Na het herstel van de oorlogsschade liep het eerste schip, het vrachtschip “Bougainville” voor een Noorse reder in 1947 van stapel. De NDSM legde zich toe op het bouwen van vrachtschepen in het algemeen en tankerbouw in het bijzonder. Vooral na de crisis rondom het Suezkanaal in 1956 ontstond grote behoefte aan tankers. Ondanks de opkomende Japanse concurrentie in deze markt leverde deze vraag een grote drukte op de werven in Amsterdam-Noord.

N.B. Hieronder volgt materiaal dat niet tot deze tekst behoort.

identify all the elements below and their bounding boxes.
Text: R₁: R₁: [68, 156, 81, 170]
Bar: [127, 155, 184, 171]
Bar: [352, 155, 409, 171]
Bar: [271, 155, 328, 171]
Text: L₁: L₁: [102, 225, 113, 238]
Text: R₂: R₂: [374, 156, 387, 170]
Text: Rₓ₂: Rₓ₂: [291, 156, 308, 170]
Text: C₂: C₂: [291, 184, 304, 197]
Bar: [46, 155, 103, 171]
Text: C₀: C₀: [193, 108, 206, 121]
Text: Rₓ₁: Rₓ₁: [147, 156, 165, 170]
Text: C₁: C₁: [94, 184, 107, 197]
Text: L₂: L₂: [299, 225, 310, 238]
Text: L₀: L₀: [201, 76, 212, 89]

De reparatiecapaciteit werd ook aanmerkelijk uitgebreid. In 1955 werd een droogdok gegraven van 60.000 BRT. voldoende voor het dokken van de grootste schepen. En met de opening van een nieuwe insteekhaven in 1961 werd de kadelengte flink uitgebreid. Werf “West”, de oude NDM-werf werd de reparatiewerf, op werf “Oost”, de oude NSM-werf, werd de nieuwbouw geconcentreerd. Pas na 1960 werd de combinatie van de twee verschillend georiënteerde werven uitgebuit. Bij de verbouwing en verlenging van twee tankers werden de nieuwe voorschepen op de “Oost”-werf gebouwd en op de “West”-werf aan het bestaande achterschip gelast.

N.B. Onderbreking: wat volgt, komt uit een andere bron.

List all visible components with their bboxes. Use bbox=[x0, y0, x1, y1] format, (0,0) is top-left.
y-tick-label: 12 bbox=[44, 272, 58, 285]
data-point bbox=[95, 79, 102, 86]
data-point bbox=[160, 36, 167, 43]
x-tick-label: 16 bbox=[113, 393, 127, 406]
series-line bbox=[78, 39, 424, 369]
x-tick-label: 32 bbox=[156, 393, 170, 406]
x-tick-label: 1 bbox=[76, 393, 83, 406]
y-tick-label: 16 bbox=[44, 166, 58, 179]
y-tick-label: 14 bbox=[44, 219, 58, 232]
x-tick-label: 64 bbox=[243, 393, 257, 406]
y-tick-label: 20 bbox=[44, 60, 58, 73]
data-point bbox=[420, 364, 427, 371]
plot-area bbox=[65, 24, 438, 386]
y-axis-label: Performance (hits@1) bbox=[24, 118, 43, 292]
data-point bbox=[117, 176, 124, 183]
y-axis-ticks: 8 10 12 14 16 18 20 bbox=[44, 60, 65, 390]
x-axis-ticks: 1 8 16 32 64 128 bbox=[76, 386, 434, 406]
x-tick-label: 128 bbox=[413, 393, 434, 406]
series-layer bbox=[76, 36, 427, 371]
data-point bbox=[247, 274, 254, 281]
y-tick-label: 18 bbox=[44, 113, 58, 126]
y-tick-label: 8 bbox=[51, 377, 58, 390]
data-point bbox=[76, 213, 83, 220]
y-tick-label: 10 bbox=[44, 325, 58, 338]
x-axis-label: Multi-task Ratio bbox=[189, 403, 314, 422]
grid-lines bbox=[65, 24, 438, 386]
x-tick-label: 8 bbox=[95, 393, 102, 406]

Door de verslechterende concurrentiepositie, door vooral de Japanse werven, werd de NDSM steeds meer gedwongen om werk buiten de scheepsbouw en reparatie te zoeken. Als eerste kreeg de machinefabriek een andere functie: er werden complete raffinaderijen voor Shell en Esso in het Botlek gebied gebouwd. En op de “West”-werf werden onderdelen voor de sluizen en bruggen in het Deltaplan in Zeeland gebouwd.
Arbeidsonrust, die resulteerde in hogere lonen, maakte de Japanse werven met zijn lage lonen tot een steeds grotere bedreiging voor niet alleen de Amsterdamse werven. De gehele Europese scheepsbouw ondervond de nadelige effecten van de grote Japanse concurrentie. In Nederland werd besloten om voorlopig de scheepsbouw met veel overheidsgeld en verliesgevende orders op de been te houden. Verder moest een betere samenwerking, specialisatie en meer seriebouw de scheepsbouw er weer bovenop helpen.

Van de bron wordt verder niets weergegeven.